Cultivate Trust With Teenagers

Esther Wojcicki, author of her new book, How to Raise Successful People: Simple Lessons for Radical Results, shared the following excerpt on LinkedIn about cultivating trust with teenagers.
With teenagers, parents can cultivate trust in a series of steps. For instance, here is how I’d build trust with shopping, one of my favorite educational activities.
Step 1: The parent does everything, selecting and buying all items needed by a child.
Step 2: You trust your child to go with you to the store, and allow them to make most of the purchasing decisions (giving kids a specific budget is a wonderful way to teach financial responsibility).

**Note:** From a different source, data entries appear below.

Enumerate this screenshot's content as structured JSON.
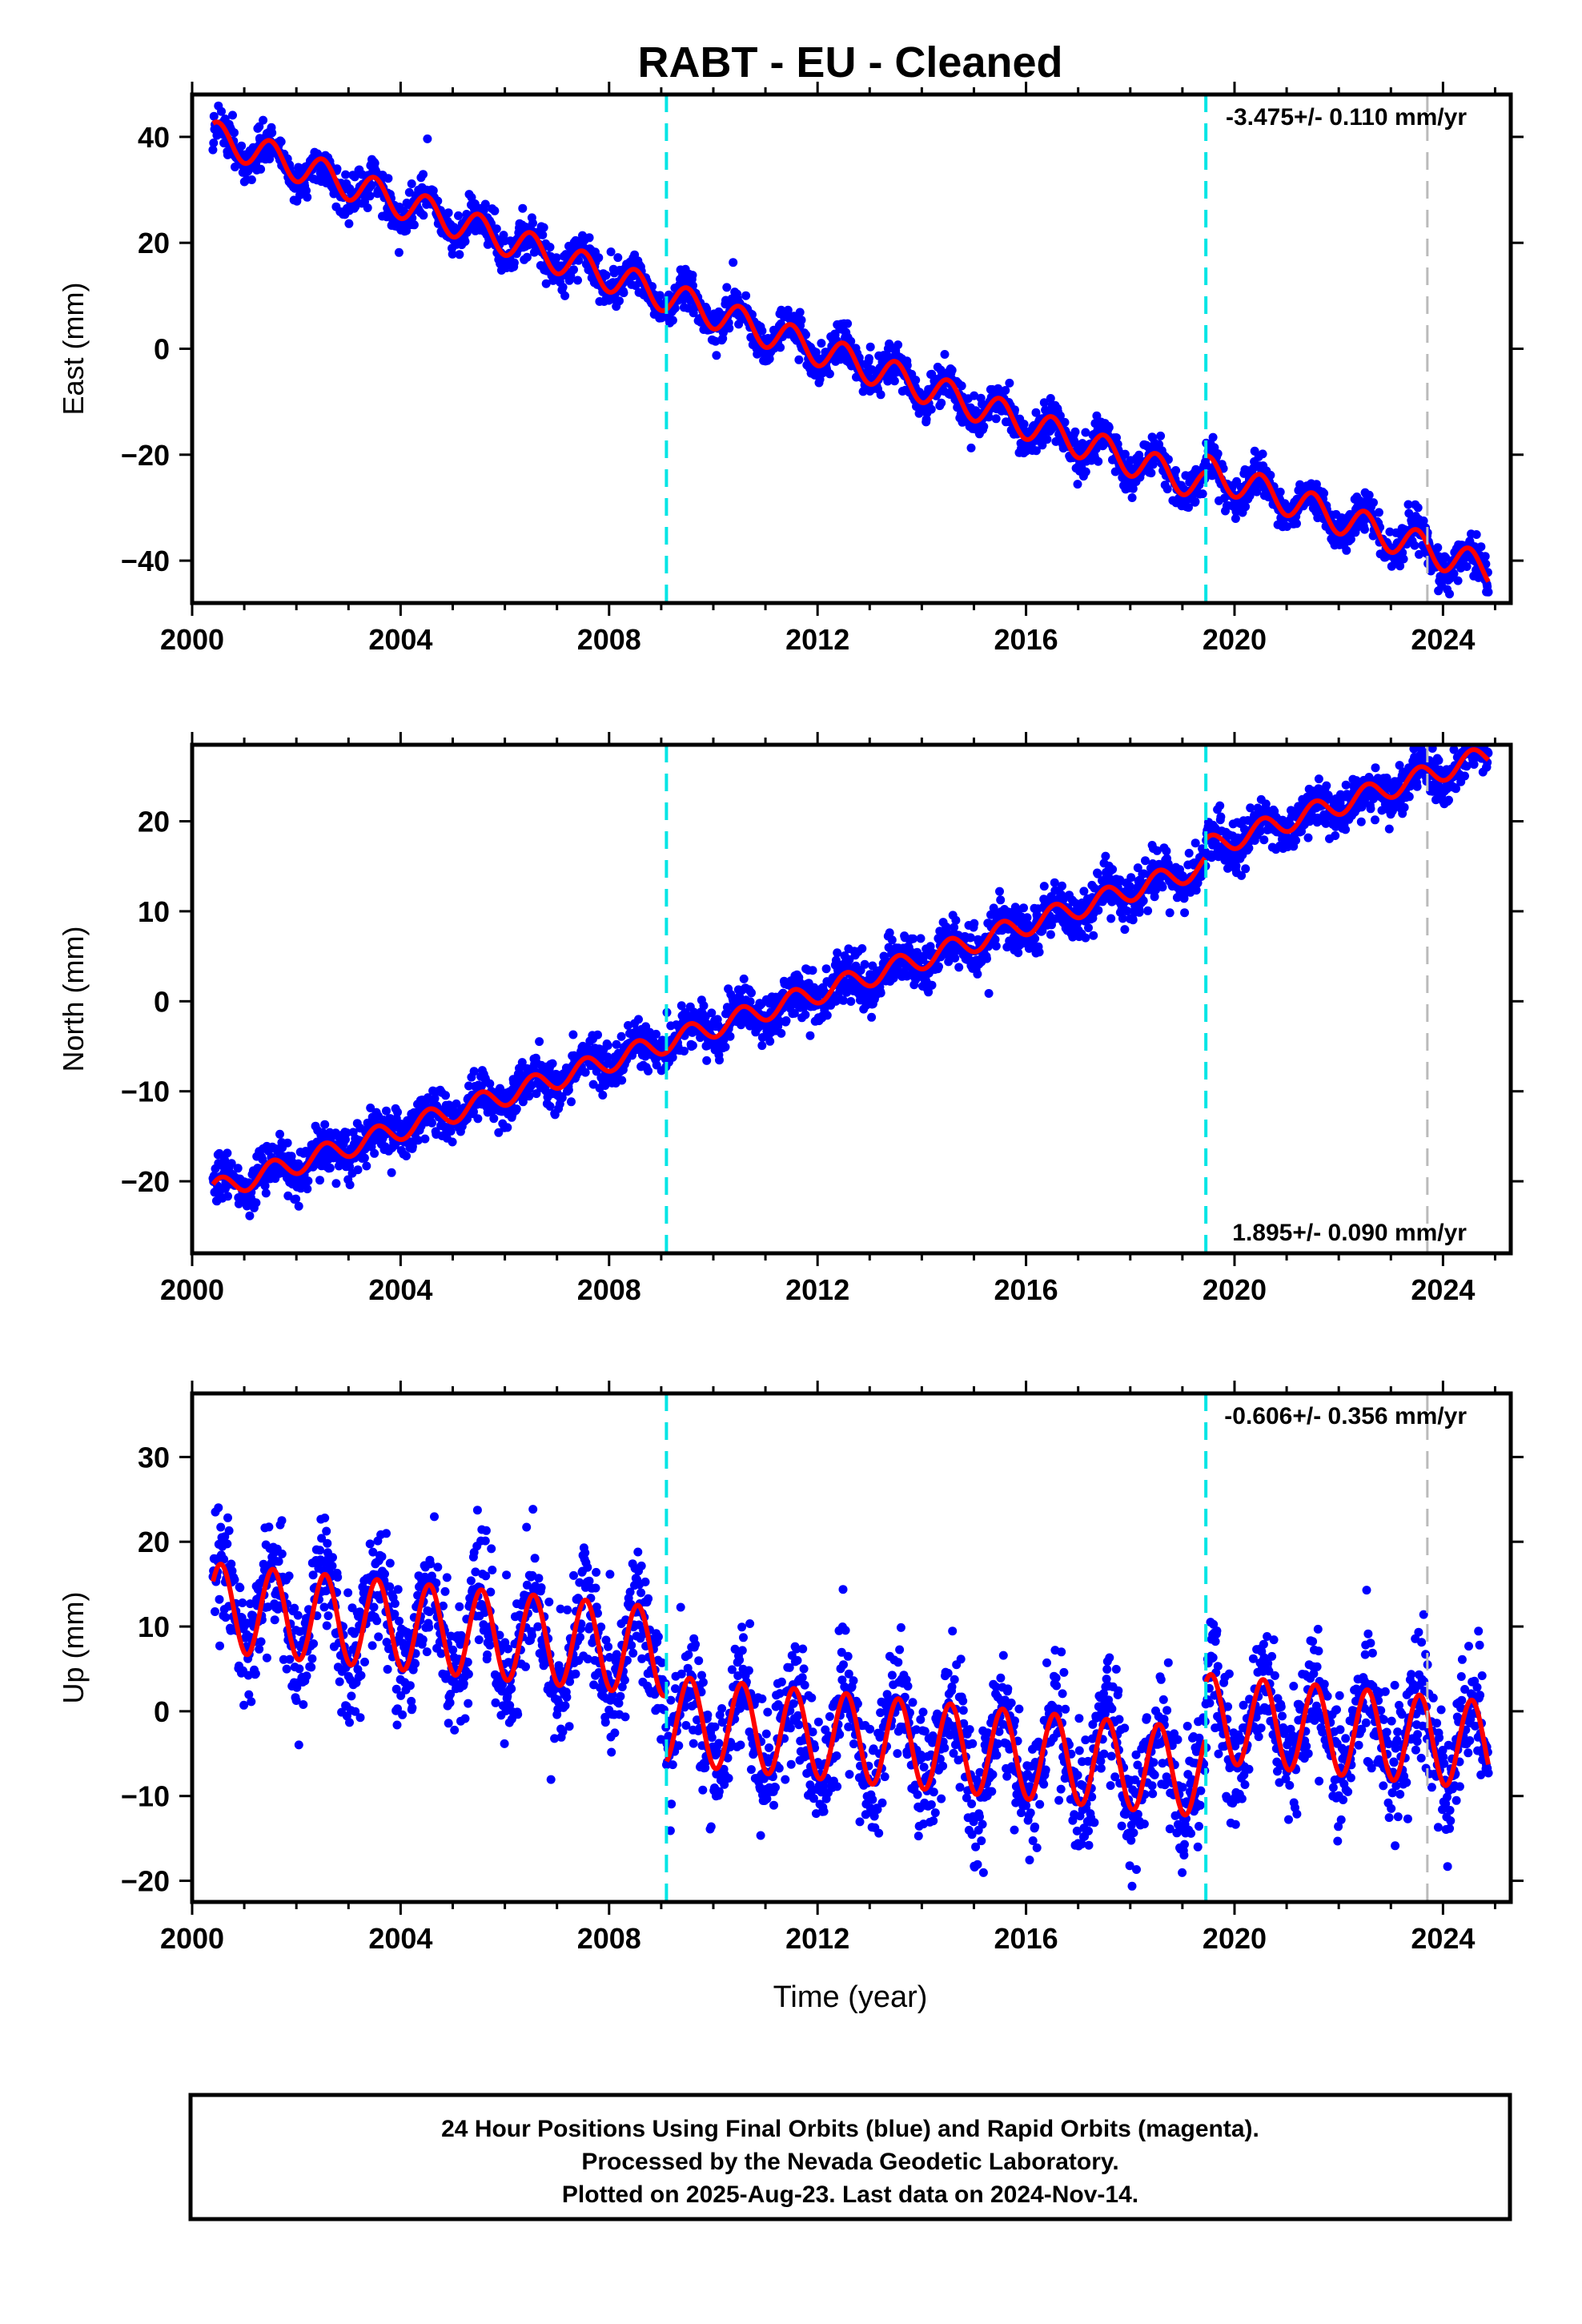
{
  "title": "RABT  - EU - Cleaned",
  "xlabel": "Time (year)",
  "footer": [
    "24 Hour Positions Using Final Orbits (blue) and Rapid Orbits (magenta).",
    "Processed by the Nevada Geodetic Laboratory.",
    "Plotted on 2025-Aug-23. Last data on 2024-Nov-14."
  ],
  "colors": {
    "data": "#0000ff",
    "model": "#ff0000",
    "equipment_change": "#00e5e5",
    "other_event": "#bbbbbb"
  },
  "chart_data": [
    {
      "type": "scatter",
      "component": "East",
      "ylabel": "East (mm)",
      "rate_label": "-3.475+/- 0.110 mm/yr",
      "rate_position": "top-right",
      "xlim": [
        2000.0,
        2025.3
      ],
      "ylim": [
        -48,
        48
      ],
      "xticks": [
        2000,
        2004,
        2008,
        2012,
        2016,
        2020,
        2024
      ],
      "yticks": [
        -40,
        -20,
        0,
        20,
        40
      ],
      "data_range": [
        2000.4,
        2024.87
      ],
      "event_lines": [
        {
          "x": 2009.1,
          "kind": "equipment_change"
        },
        {
          "x": 2019.45,
          "kind": "equipment_change"
        },
        {
          "x": 2023.7,
          "kind": "other_event"
        }
      ],
      "model": {
        "trend_mm_per_yr": -3.475,
        "offset_at_2000": 41.5,
        "annual_amplitude_mm": 3.0,
        "annual_peak": 0.5,
        "scatter_mm": 1.8,
        "steps": [
          {
            "x": 2019.45,
            "dy": 3.0
          }
        ]
      },
      "grid": false
    },
    {
      "type": "scatter",
      "component": "North",
      "ylabel": "North (mm)",
      "rate_label": "1.895+/- 0.090 mm/yr",
      "rate_position": "bottom-right",
      "xlim": [
        2000.0,
        2025.3
      ],
      "ylim": [
        -28,
        28.5
      ],
      "xticks": [
        2000,
        2004,
        2008,
        2012,
        2016,
        2020,
        2024
      ],
      "yticks": [
        -20,
        -10,
        0,
        10,
        20
      ],
      "data_range": [
        2000.4,
        2024.87
      ],
      "event_lines": [
        {
          "x": 2009.1,
          "kind": "equipment_change"
        },
        {
          "x": 2019.45,
          "kind": "equipment_change"
        },
        {
          "x": 2023.7,
          "kind": "other_event"
        }
      ],
      "model": {
        "trend_mm_per_yr": 1.895,
        "offset_at_2000": -21.8,
        "annual_amplitude_mm": 1.2,
        "annual_peak": 0.55,
        "scatter_mm": 1.3,
        "steps": [
          {
            "x": 2019.45,
            "dy": 2.0
          }
        ]
      },
      "grid": false
    },
    {
      "type": "scatter",
      "component": "Up",
      "ylabel": "Up (mm)",
      "rate_label": "-0.606+/- 0.356 mm/yr",
      "rate_position": "top-right",
      "xlim": [
        2000.0,
        2025.3
      ],
      "ylim": [
        -22.5,
        37.5
      ],
      "xticks": [
        2000,
        2004,
        2008,
        2012,
        2016,
        2020,
        2024
      ],
      "yticks": [
        -20,
        -10,
        0,
        10,
        20,
        30
      ],
      "data_range": [
        2000.4,
        2024.87
      ],
      "event_lines": [
        {
          "x": 2009.1,
          "kind": "equipment_change"
        },
        {
          "x": 2019.45,
          "kind": "equipment_change"
        },
        {
          "x": 2023.7,
          "kind": "other_event"
        }
      ],
      "model": {
        "trend_mm_per_yr": -0.606,
        "offset_at_2000": 12.5,
        "annual_amplitude_mm": 5.2,
        "annual_peak": 0.55,
        "scatter_mm": 3.6,
        "steps": [
          {
            "x": 2009.1,
            "dy": -8.0
          },
          {
            "x": 2019.45,
            "dy": 6.5
          }
        ]
      },
      "grid": false
    }
  ]
}
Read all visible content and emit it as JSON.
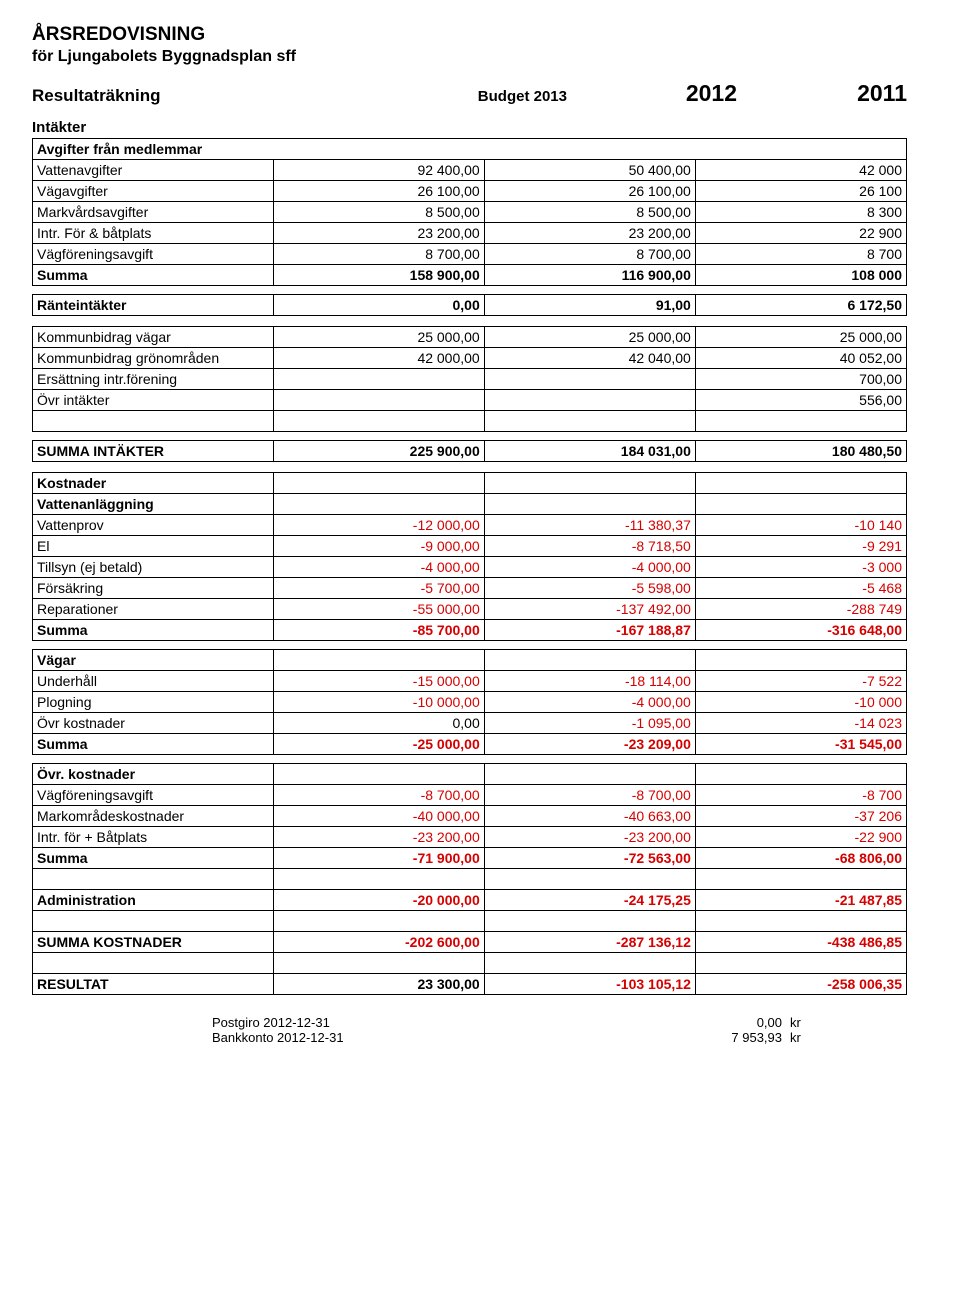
{
  "colors": {
    "text": "#000000",
    "negative": "#d60000",
    "border": "#000000",
    "background": "#ffffff"
  },
  "title": "ÅRSREDOVISNING",
  "subtitle": "för Ljungabolets Byggnadsplan sff",
  "header": {
    "resultLabel": "Resultaträkning",
    "budgetLabel": "Budget 2013",
    "year1": "2012",
    "year2": "2011"
  },
  "intakterLabel": "Intäkter",
  "rowsIntakter": {
    "avgifterHeader": "Avgifter från medlemmar",
    "data": [
      {
        "label": "Vattenavgifter",
        "c1": "92 400,00",
        "c2": "50 400,00",
        "c3": "42 000"
      },
      {
        "label": "Vägavgifter",
        "c1": "26 100,00",
        "c2": "26 100,00",
        "c3": "26 100"
      },
      {
        "label": "Markvårdsavgifter",
        "c1": "8 500,00",
        "c2": "8 500,00",
        "c3": "8 300"
      },
      {
        "label": "Intr. För & båtplats",
        "c1": "23 200,00",
        "c2": "23 200,00",
        "c3": "22 900"
      },
      {
        "label": "Vägföreningsavgift",
        "c1": "8 700,00",
        "c2": "8 700,00",
        "c3": "8 700"
      }
    ],
    "summa": {
      "label": "Summa",
      "c1": "158 900,00",
      "c2": "116 900,00",
      "c3": "108 000"
    }
  },
  "ranteintakter": {
    "label": "Ränteintäkter",
    "c1": "0,00",
    "c2": "91,00",
    "c3": "6 172,50"
  },
  "kommunBlock": [
    {
      "label": "Kommunbidrag vägar",
      "c1": "25 000,00",
      "c2": "25 000,00",
      "c3": "25 000,00"
    },
    {
      "label": "Kommunbidrag grönområden",
      "c1": "42 000,00",
      "c2": "42 040,00",
      "c3": "40 052,00"
    },
    {
      "label": "Ersättning intr.förening",
      "c1": "",
      "c2": "",
      "c3": "700,00"
    },
    {
      "label": "Övr intäkter",
      "c1": "",
      "c2": "",
      "c3": "556,00"
    }
  ],
  "summaIntakter": {
    "label": "SUMMA INTÄKTER",
    "c1": "225 900,00",
    "c2": "184 031,00",
    "c3": "180 480,50"
  },
  "kostnaderLabel": "Kostnader",
  "vattenBlock": {
    "header": "Vattenanläggning",
    "rows": [
      {
        "label": "Vattenprov",
        "c1": "-12 000,00",
        "c2": "-11 380,37",
        "c3": "-10 140"
      },
      {
        "label": "El",
        "c1": "-9 000,00",
        "c2": "-8 718,50",
        "c3": "-9 291"
      },
      {
        "label": "Tillsyn  (ej betald)",
        "c1": "-4 000,00",
        "c2": "-4 000,00",
        "c3": "-3 000"
      },
      {
        "label": "Försäkring",
        "c1": "-5 700,00",
        "c2": "-5 598,00",
        "c3": "-5 468"
      },
      {
        "label": "Reparationer",
        "c1": "-55 000,00",
        "c2": "-137 492,00",
        "c3": "-288 749"
      }
    ],
    "summa": {
      "label": "Summa",
      "c1": "-85 700,00",
      "c2": "-167 188,87",
      "c3": "-316 648,00"
    }
  },
  "vagarBlock": {
    "header": "Vägar",
    "rows": [
      {
        "label": "Underhåll",
        "c1": "-15 000,00",
        "c2": "-18 114,00",
        "c3": "-7 522"
      },
      {
        "label": "Plogning",
        "c1": "-10 000,00",
        "c2": "-4 000,00",
        "c3": "-10 000"
      },
      {
        "label": "Övr kostnader",
        "c1": "0,00",
        "c2": "-1 095,00",
        "c3": "-14 023"
      }
    ],
    "summa": {
      "label": "Summa",
      "c1": "-25 000,00",
      "c2": "-23 209,00",
      "c3": "-31 545,00"
    }
  },
  "ovrBlock": {
    "header": "Övr. kostnader",
    "rows": [
      {
        "label": "Vägföreningsavgift",
        "c1": "-8 700,00",
        "c2": "-8 700,00",
        "c3": "-8 700"
      },
      {
        "label": "Markområdeskostnader",
        "c1": "-40 000,00",
        "c2": "-40 663,00",
        "c3": "-37 206"
      },
      {
        "label": "Intr. för + Båtplats",
        "c1": "-23 200,00",
        "c2": "-23 200,00",
        "c3": "-22 900"
      }
    ],
    "summa": {
      "label": "Summa",
      "c1": "-71 900,00",
      "c2": "-72 563,00",
      "c3": "-68 806,00"
    }
  },
  "administration": {
    "label": "Administration",
    "c1": "-20 000,00",
    "c2": "-24 175,25",
    "c3": "-21 487,85"
  },
  "summaKostnader": {
    "label": "SUMMA KOSTNADER",
    "c1": "-202 600,00",
    "c2": "-287 136,12",
    "c3": "-438 486,85"
  },
  "resultat": {
    "label": "RESULTAT",
    "c1": "23 300,00",
    "c2": "-103 105,12",
    "c3": "-258 006,35"
  },
  "footer": [
    {
      "label": "Postgiro 2012-12-31",
      "val": "0,00",
      "unit": "kr"
    },
    {
      "label": "Bankkonto 2012-12-31",
      "val": "7 953,93",
      "unit": "kr"
    }
  ]
}
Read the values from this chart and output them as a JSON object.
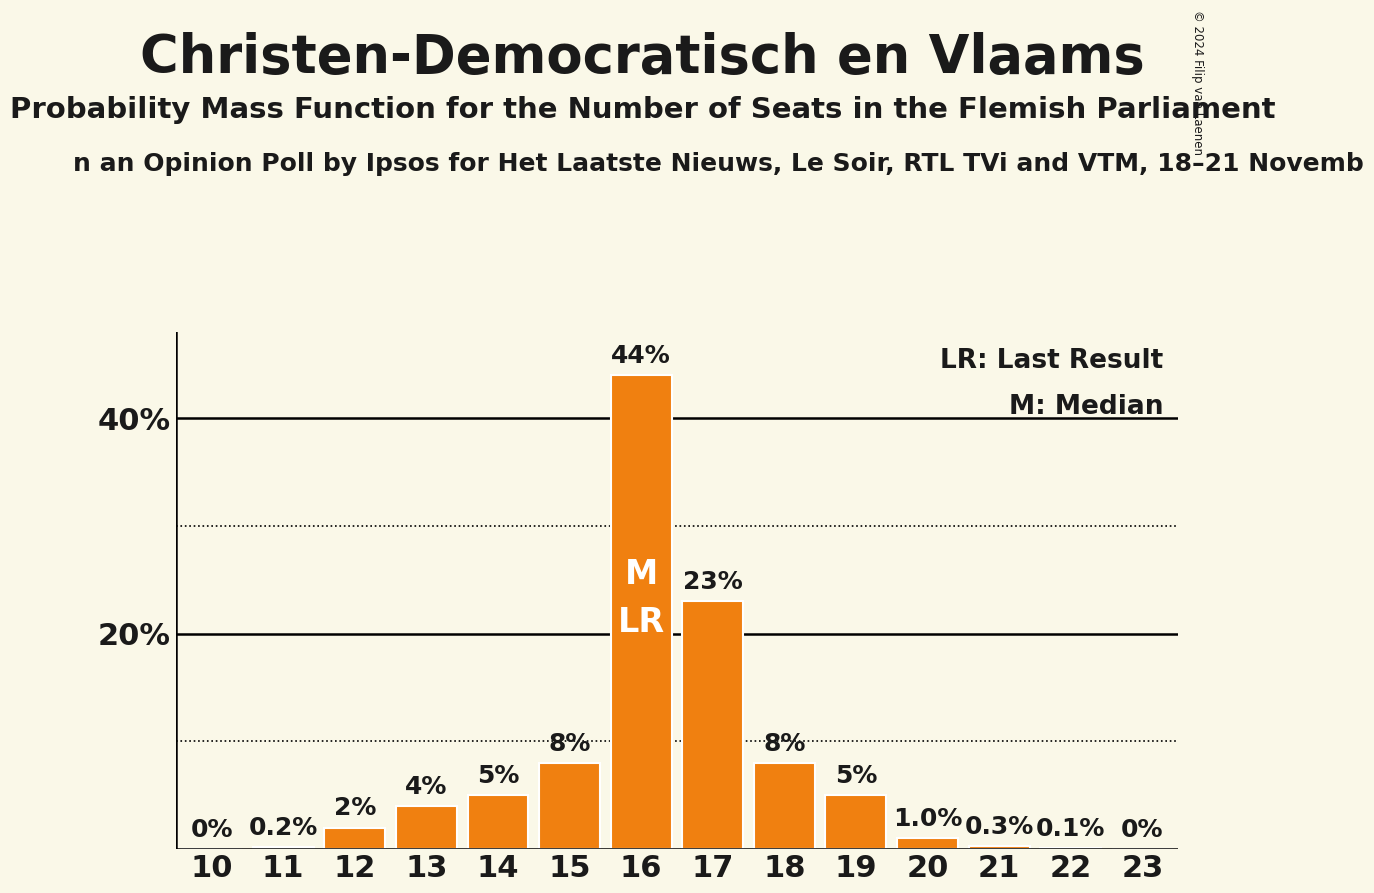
{
  "title": "Christen-Democratisch en Vlaams",
  "subtitle": "Probability Mass Function for the Number of Seats in the Flemish Parliament",
  "source_line": "n an Opinion Poll by Ipsos for Het Laatste Nieuws, Le Soir, RTL TVi and VTM, 18–21 Novemb",
  "copyright": "© 2024 Filip van Laenen",
  "legend_lr": "LR: Last Result",
  "legend_m": "M: Median",
  "seats": [
    10,
    11,
    12,
    13,
    14,
    15,
    16,
    17,
    18,
    19,
    20,
    21,
    22,
    23
  ],
  "probabilities": [
    0.0,
    0.2,
    2.0,
    4.0,
    5.0,
    8.0,
    44.0,
    23.0,
    8.0,
    5.0,
    1.0,
    0.3,
    0.1,
    0.0
  ],
  "bar_color": "#f08010",
  "bar_edge_color": "#ffffff",
  "background_color": "#faf8e8",
  "title_color": "#1a1a1a",
  "bar_label_color": "#1a1a1a",
  "median_seat": 16,
  "lr_seat": 16,
  "ylim": [
    0,
    48
  ],
  "ytick_labels": [
    20,
    40
  ],
  "solid_yticks": [
    20,
    40
  ],
  "dotted_yticks": [
    10,
    30
  ],
  "ylabel_fontsize": 22,
  "xlabel_fontsize": 22,
  "title_fontsize": 38,
  "subtitle_fontsize": 21,
  "source_fontsize": 18,
  "bar_label_fontsize": 18,
  "m_lr_fontsize": 24
}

Step 3: Let your child gather needed items on their own; the two of you meet at the registers at a set time and make the final purchases together.
Step 4: Once you’ve built a foundation of trust and taught your child how to be responsible with money, you can give them your credit card and let them shop on their own (many major credit cards allow you to add a minor as an authorized user). Of course, you’ll check the charges and teach them to verify the credit card statement with you at the end of the month.
Another way to gauge your teenager’s trustworthiness is by testing whether they make good on their word. They said they’d be home by 8 PM – were they? If they were late, did they call or text to tell you in advance? After they prove themselves trustworthy, increase their freedoms and responsibilities. And if they still need to learn to come home on time, have a conversation about what went wrong and troubleshoot together for the next time. Some kids just have a hard time being on time, but don’t give up – give them more opportunities to learn. After all, time management is a skill that many adults lack, too.
If children aren’t empowered with trust and if they don’t feel trustworthy, they’ll have a very difficult time becoming independent. They won’t learn trust and respect themselves. When we are fearful and hover over our children, they become afraid too.